Hormone Therapy Linked to Higher Psoriasis Risk Across Age Groups
Hormone therapy (HT) is commonly used for contraception and menopausal symptom relief, but its relationship with psoriasis risk has been uncertain. Using Taiwan’s National Health Insurance Database (2001–2021), researchers conducted a large nationwide cohort study and target trial emulation including women over 20 years without prior psoriasis, ovarian cancer, or breast cancer. Participants were grouped as reproductive-age (≤50 years) or postmenopausal (>50 years) and classified as HT users or nonusers. The primary outcome was new-onset psoriasis over 5 years, analyzed with inverse probability of treatment weighting and Cox models under both intention-to-treat and per-protocol frameworks.

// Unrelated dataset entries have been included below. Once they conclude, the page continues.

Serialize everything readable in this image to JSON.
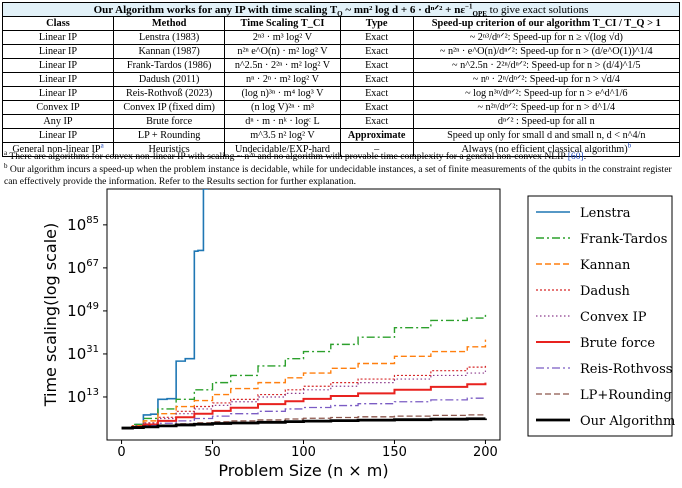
{
  "table": {
    "caption": {
      "pre": "Our Algorithm works for any IP with time scaling T",
      "sub": "Q",
      "mid": " ~ mn² log d + 6 · dⁿᐟ² + nε",
      "mid_sup": "−1",
      "mid_sub": "QPE",
      "post": " to give exact solutions"
    },
    "headers": [
      "Class",
      "Method",
      "Time Scaling T_CI",
      "Type",
      "Speed-up criterion of our algorithm T_CI / T_Q > 1"
    ],
    "rows": [
      {
        "class": "Linear IP",
        "method": "Lenstra (1983)",
        "scaling": "2ⁿ³ · m³ log² V",
        "type": "Exact",
        "criterion": "~ 2ⁿ³/dⁿᐟ²: Speed-up for n ≥ √(log √d)"
      },
      {
        "class": "Linear IP",
        "method": "Kannan (1987)",
        "scaling": "n²ⁿ e^O(n) · m² log² V",
        "type": "Exact",
        "criterion": "~ n²ⁿ · e^O(n)/dⁿᐟ²: Speed-up for n > (d/e^O(1))^1/4"
      },
      {
        "class": "Linear IP",
        "method": "Frank-Tardos (1986)",
        "scaling": "n^2.5n · 2²ⁿ · m² log² V",
        "type": "Exact",
        "criterion": "~ n^2.5n · 2²ⁿ/dⁿᐟ²: Speed-up for n > (d/4)^1/5"
      },
      {
        "class": "Linear IP",
        "method": "Dadush (2011)",
        "scaling": "nⁿ · 2ⁿ · m² log² V",
        "type": "Exact",
        "criterion": "~ nⁿ · 2ⁿ/dⁿᐟ²: Speed-up for n > √d/4"
      },
      {
        "class": "Linear IP",
        "method": "Reis-Rothvoß (2023)",
        "scaling": "(log n)³ⁿ · m⁴ log³ V",
        "type": "Exact",
        "criterion": "~ log n³ⁿ/dⁿᐟ²: Speed-up for n > e^d^1/6"
      },
      {
        "class": "Convex IP",
        "method": "Convex IP (fixed dim)",
        "scaling": "(n log V)²ⁿ · m³",
        "type": "Exact",
        "criterion": "~ n²ⁿ/dⁿᐟ²: Speed-up for n > d^1/4"
      },
      {
        "class": "Any IP",
        "method": "Brute force",
        "scaling": "dⁿ · m · nᵏ · logᶜ L",
        "type": "Exact",
        "criterion": "dⁿᐟ² : Speed-up for all n"
      },
      {
        "class": "Linear IP",
        "method": "LP + Rounding",
        "scaling": "m^3.5 n² log² V",
        "type": "Approximate",
        "criterion": "Speed up only for small d and small n, d < n^4/n"
      },
      {
        "class": "General non-linear IP",
        "class_note": "a",
        "method": "Heuristics",
        "scaling": "Undecidable/EXP-hard",
        "type": "–",
        "criterion": "Always (no efficient classical algorithm)",
        "criterion_note": "b"
      }
    ]
  },
  "footnotes": [
    {
      "mark": "a",
      "text": "There are algorithms for convex non-linear IP with scaling ~ n²ⁿ and no algorithm with provable time complexity for a general non-convex NLIP ",
      "ref": "[60]",
      "after": "."
    },
    {
      "mark": "b",
      "text": "Our algorithm incurs a speed-up when the problem instance is decidable, while for undecidable instances, a set of finite measurements of the qubits in the constraint register can effectively provide the information. Refer to the Results section for further explanation."
    }
  ],
  "chart_data": {
    "type": "line",
    "title": "",
    "xlabel": "Problem Size (n × m)",
    "ylabel": "Time scaling(log scale)",
    "xlim": [
      -8,
      208
    ],
    "ylim_log10": [
      -5,
      100
    ],
    "xticks": [
      0,
      50,
      100,
      150,
      200
    ],
    "yticks_log10": [
      13,
      31,
      49,
      67,
      85
    ],
    "ytick_labels": [
      "10^13",
      "10^31",
      "10^49",
      "10^67",
      "10^85"
    ],
    "legend_position": "right",
    "series": [
      {
        "name": "Lenstra",
        "color": "#1f77b4",
        "dash": "solid",
        "width": 1.6,
        "x": [
          0,
          8,
          12,
          16,
          20,
          25,
          30,
          35,
          40,
          42,
          45,
          47
        ],
        "y_log10": [
          0,
          1.5,
          5.5,
          5.8,
          12.0,
          12.3,
          28.0,
          29.0,
          74.0,
          74.3,
          100.0,
          112.0
        ]
      },
      {
        "name": "Frank-Tardos",
        "color": "#2ca02c",
        "dash": "8,3,2,3",
        "width": 1.4,
        "x": [
          0,
          6,
          12,
          20,
          30,
          40,
          50,
          60,
          75,
          90,
          100,
          115,
          130,
          150,
          170,
          190,
          200
        ],
        "y_log10": [
          0,
          1.5,
          4,
          8,
          12,
          16,
          19,
          22,
          26,
          29,
          32,
          35,
          38,
          42,
          45,
          46,
          48
        ]
      },
      {
        "name": "Kannan",
        "color": "#ff7f0e",
        "dash": "6,3",
        "width": 1.4,
        "x": [
          0,
          6,
          12,
          20,
          30,
          40,
          50,
          60,
          75,
          90,
          100,
          115,
          130,
          150,
          170,
          190,
          200
        ],
        "y_log10": [
          0,
          1,
          3,
          6,
          9,
          11.5,
          14,
          16.5,
          19,
          21,
          23,
          25,
          27,
          30,
          32,
          34,
          37
        ]
      },
      {
        "name": "Dadush",
        "color": "#d62728",
        "dash": "2,2",
        "width": 1.2,
        "x": [
          0,
          6,
          12,
          20,
          30,
          40,
          50,
          60,
          75,
          90,
          100,
          115,
          130,
          150,
          170,
          190,
          200
        ],
        "y_log10": [
          0,
          0.8,
          2.2,
          4.5,
          7,
          9,
          10.5,
          12,
          14,
          16,
          17.5,
          19,
          20.5,
          22,
          24,
          25.5,
          26.5
        ]
      },
      {
        "name": "Convex IP",
        "color": "#8c3b8c",
        "dash": "1.5,2.5",
        "width": 1.2,
        "x": [
          0,
          6,
          12,
          20,
          30,
          40,
          50,
          60,
          75,
          90,
          100,
          115,
          130,
          150,
          170,
          190,
          200
        ],
        "y_log10": [
          0,
          0.7,
          2,
          4,
          6,
          8,
          9.5,
          11,
          13,
          14.5,
          16,
          17.5,
          19,
          20.5,
          22,
          23,
          24
        ]
      },
      {
        "name": "Brute force",
        "color": "#e8221f",
        "dash": "solid",
        "width": 2.0,
        "x": [
          0,
          6,
          12,
          20,
          30,
          40,
          50,
          60,
          75,
          90,
          100,
          115,
          130,
          150,
          170,
          190,
          200
        ],
        "y_log10": [
          0,
          0.5,
          1.5,
          3,
          4.5,
          6,
          7.2,
          8.5,
          10,
          11.2,
          12.2,
          13.4,
          14.5,
          16,
          17.2,
          18.3,
          19
        ]
      },
      {
        "name": "Reis-Rothvoss",
        "color": "#7b5cc4",
        "dash": "8,3,2,3",
        "width": 1.3,
        "x": [
          0,
          6,
          12,
          20,
          30,
          40,
          50,
          60,
          75,
          90,
          100,
          115,
          130,
          150,
          170,
          190,
          200
        ],
        "y_log10": [
          0,
          0.4,
          1,
          2,
          3,
          4,
          5,
          6,
          7,
          8,
          8.6,
          9.4,
          10.2,
          11,
          11.8,
          12.5,
          13
        ]
      },
      {
        "name": "LP+Rounding",
        "color": "#8c564b",
        "dash": "6,3",
        "width": 1.3,
        "x": [
          0,
          6,
          12,
          20,
          30,
          40,
          50,
          60,
          75,
          90,
          100,
          115,
          130,
          150,
          170,
          190,
          200
        ],
        "y_log10": [
          0,
          0.3,
          0.7,
          1.2,
          1.8,
          2.2,
          2.6,
          3,
          3.4,
          3.8,
          4.1,
          4.4,
          4.7,
          5,
          5.3,
          5.5,
          5.8
        ]
      },
      {
        "name": "Our Algorithm",
        "color": "#000000",
        "dash": "solid",
        "width": 2.8,
        "x": [
          0,
          6,
          12,
          20,
          30,
          40,
          50,
          60,
          75,
          90,
          100,
          115,
          130,
          150,
          170,
          190,
          200
        ],
        "y_log10": [
          0,
          0.2,
          0.5,
          0.9,
          1.3,
          1.6,
          1.9,
          2.1,
          2.4,
          2.7,
          2.9,
          3.1,
          3.3,
          3.5,
          3.7,
          3.9,
          4
        ]
      }
    ]
  }
}
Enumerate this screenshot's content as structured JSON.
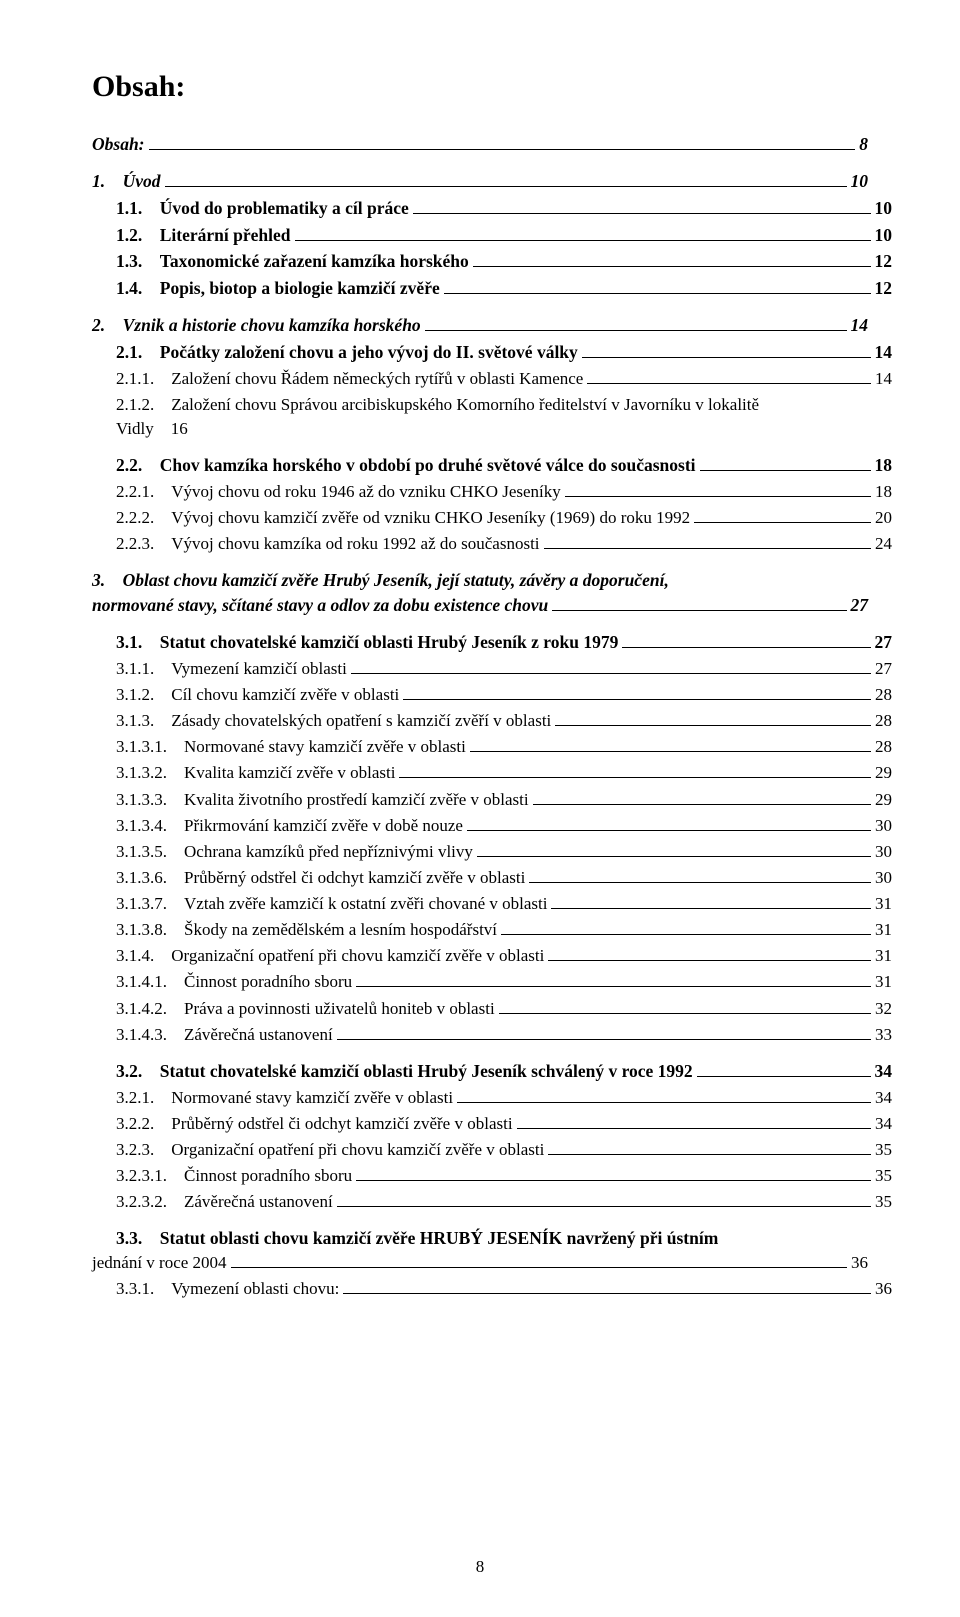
{
  "title": "Obsah:",
  "pageNumber": "8",
  "entries": [
    {
      "cls": "bold-italic lvl0 mt-md",
      "num": "",
      "label": "Obsah:",
      "pg": "8"
    },
    {
      "cls": "bold-italic lvl0 mt-md",
      "num": "1.",
      "label": "Úvod",
      "pg": "10"
    },
    {
      "cls": "bold lvl1 mt-sm",
      "num": "1.1.",
      "label": "Úvod do problematiky a cíl práce",
      "pg": "10"
    },
    {
      "cls": "bold lvl1 mt-sm",
      "num": "1.2.",
      "label": "Literární přehled",
      "pg": "10"
    },
    {
      "cls": "bold lvl1 mt-sm",
      "num": "1.3.",
      "label": "Taxonomické zařazení kamzíka horského",
      "pg": "12"
    },
    {
      "cls": "bold lvl1 mt-sm",
      "num": "1.4.",
      "label": "Popis, biotop a biologie kamzičí zvěře",
      "pg": "12"
    },
    {
      "cls": "bold-italic lvl0 mt-md",
      "num": "2.",
      "label": "Vznik a historie chovu kamzíka horského",
      "pg": "14"
    },
    {
      "cls": "bold lvl1 mt-sm",
      "num": "2.1.",
      "label": "Počátky založení chovu a jeho vývoj do II. světové války",
      "pg": "14"
    },
    {
      "cls": "lvl2 mt-sm",
      "num": "2.1.1.",
      "label": "Založení chovu Řádem německých rytířů v oblasti Kamence",
      "pg": "14"
    },
    {
      "wrap": true,
      "cls": "lvl2 mt-sm",
      "num": "2.1.2.",
      "line1": "Založení chovu Správou arcibiskupského Komorního ředitelství v Javorníku v lokalitě",
      "line2": "Vidly 16",
      "pg": ""
    },
    {
      "cls": "bold lvl1 mt-md",
      "num": "2.2.",
      "label": "Chov kamzíka horského v období po druhé světové válce do současnosti",
      "pg": "18"
    },
    {
      "cls": "lvl2 mt-sm",
      "num": "2.2.1.",
      "label": "Vývoj chovu od roku 1946 až do vzniku CHKO Jeseníky",
      "pg": "18"
    },
    {
      "cls": "lvl2 mt-sm",
      "num": "2.2.2.",
      "label": "Vývoj chovu kamzičí zvěře od vzniku CHKO Jeseníky (1969) do roku 1992",
      "pg": "20"
    },
    {
      "cls": "lvl2 mt-sm",
      "num": "2.2.3.",
      "label": "Vývoj chovu kamzíka od roku 1992 až do současnosti",
      "pg": "24"
    },
    {
      "wrap": true,
      "cls": "bold-italic lvl0 mt-md",
      "num": "3.",
      "line1": "Oblast chovu kamzičí zvěře Hrubý Jeseník, její statuty, závěry a doporučení,",
      "line2": "normované stavy, sčítané stavy a odlov za dobu existence chovu",
      "pg": "27"
    },
    {
      "cls": "bold lvl1 mt-md",
      "num": "3.1.",
      "label": "Statut chovatelské kamzičí oblasti Hrubý Jeseník z roku 1979",
      "pg": "27"
    },
    {
      "cls": "lvl2 mt-sm",
      "num": "3.1.1.",
      "label": "Vymezení kamzičí oblasti",
      "pg": "27"
    },
    {
      "cls": "lvl2 mt-sm",
      "num": "3.1.2.",
      "label": "Cíl chovu kamzičí zvěře v oblasti",
      "pg": "28"
    },
    {
      "cls": "lvl2 mt-sm",
      "num": "3.1.3.",
      "label": "Zásady chovatelských opatření s kamzičí zvěří v oblasti",
      "pg": "28"
    },
    {
      "cls": "lvl2 mt-sm",
      "num": "3.1.3.1.",
      "label": "Normované stavy kamzičí zvěře v oblasti",
      "pg": "28"
    },
    {
      "cls": "lvl2 mt-sm",
      "num": "3.1.3.2.",
      "label": "Kvalita kamzičí zvěře v oblasti",
      "pg": "29"
    },
    {
      "cls": "lvl2 mt-sm",
      "num": "3.1.3.3.",
      "label": "Kvalita životního prostředí kamzičí zvěře v oblasti",
      "pg": "29"
    },
    {
      "cls": "lvl2 mt-sm",
      "num": "3.1.3.4.",
      "label": "Přikrmování kamzičí zvěře v době nouze",
      "pg": "30"
    },
    {
      "cls": "lvl2 mt-sm",
      "num": "3.1.3.5.",
      "label": "Ochrana kamzíků před nepříznivými vlivy",
      "pg": "30"
    },
    {
      "cls": "lvl2 mt-sm",
      "num": "3.1.3.6.",
      "label": "Průběrný odstřel či odchyt kamzičí zvěře v oblasti",
      "pg": "30"
    },
    {
      "cls": "lvl2 mt-sm",
      "num": "3.1.3.7.",
      "label": "Vztah zvěře kamzičí k ostatní zvěři chované v oblasti",
      "pg": "31"
    },
    {
      "cls": "lvl2 mt-sm",
      "num": "3.1.3.8.",
      "label": "Škody na zemědělském a lesním hospodářství",
      "pg": "31"
    },
    {
      "cls": "lvl2 mt-sm",
      "num": "3.1.4.",
      "label": "Organizační opatření při chovu kamzičí zvěře v oblasti",
      "pg": "31"
    },
    {
      "cls": "lvl2 mt-sm",
      "num": "3.1.4.1.",
      "label": "Činnost poradního sboru",
      "pg": "31"
    },
    {
      "cls": "lvl2 mt-sm",
      "num": "3.1.4.2.",
      "label": "Práva a povinnosti uživatelů honiteb v oblasti",
      "pg": "32"
    },
    {
      "cls": "lvl2 mt-sm",
      "num": "3.1.4.3.",
      "label": "Závěrečná ustanovení",
      "pg": "33"
    },
    {
      "cls": "bold lvl1 mt-md",
      "num": "3.2.",
      "label": "Statut chovatelské kamzičí oblasti Hrubý Jeseník schválený v roce 1992",
      "pg": "34"
    },
    {
      "cls": "lvl2 mt-sm",
      "num": "3.2.1.",
      "label": "Normované stavy kamzičí zvěře v oblasti",
      "pg": "34"
    },
    {
      "cls": "lvl2 mt-sm",
      "num": "3.2.2.",
      "label": "Průběrný odstřel či odchyt kamzičí zvěře v oblasti",
      "pg": "34"
    },
    {
      "cls": "lvl2 mt-sm",
      "num": "3.2.3.",
      "label": "Organizační opatření při chovu kamzičí zvěře v oblasti",
      "pg": "35"
    },
    {
      "cls": "lvl2 mt-sm",
      "num": "3.2.3.1.",
      "label": "Činnost poradního sboru",
      "pg": "35"
    },
    {
      "cls": "lvl2 mt-sm",
      "num": "3.2.3.2.",
      "label": "Závěrečná ustanovení",
      "pg": "35"
    },
    {
      "wrap": true,
      "cls": "bold lvl1 mt-md",
      "num": "3.3.",
      "line1": "Statut oblasti chovu kamzičí zvěře HRUBÝ JESENÍK navržený při ústním",
      "line2": "jednání v roce 2004",
      "line2cls": "lvl0",
      "pg": "36"
    },
    {
      "cls": "lvl2 mt-sm",
      "num": "3.3.1.",
      "label": "Vymezení oblasti chovu:",
      "pg": "36"
    }
  ]
}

In postmenopausal women (about 1.48 million HT users vs 1.31 million nonusers), HT was associated with a higher psoriasis risk, with an adjusted hazard ratio (HR) of 1.48 in the intention-to-treat (ITT) analysis and 5.93 in the per-protocol analysis. The association was even stronger in reproductive-age women (about 3.85 million HT users vs 1.59 million nonusers), with an ITT HR of 1.93 and a per-protocol HR of 7.85. Overall, the study suggests that HT is linked to a significantly increased risk of developing psoriasis in both age groups, particularly in younger women. These results reinforce the role of hormonal factors in psoriasis pathogenesis and underscore the need for clinicians to monitor HT-treated women for early signs of psoriasis.
Reference: Yang HW, Chen YH, To SY, et al. Hormone therapy and increased risk of psoriasis in reproductive-age and postmenopausal women: a nationwide cohort study and target trial emulation. Br J Dermatol. 2025 Jul 17;193(2):259-266. doi: 10.1093/bjd/ljaf179. PMID: 40343984.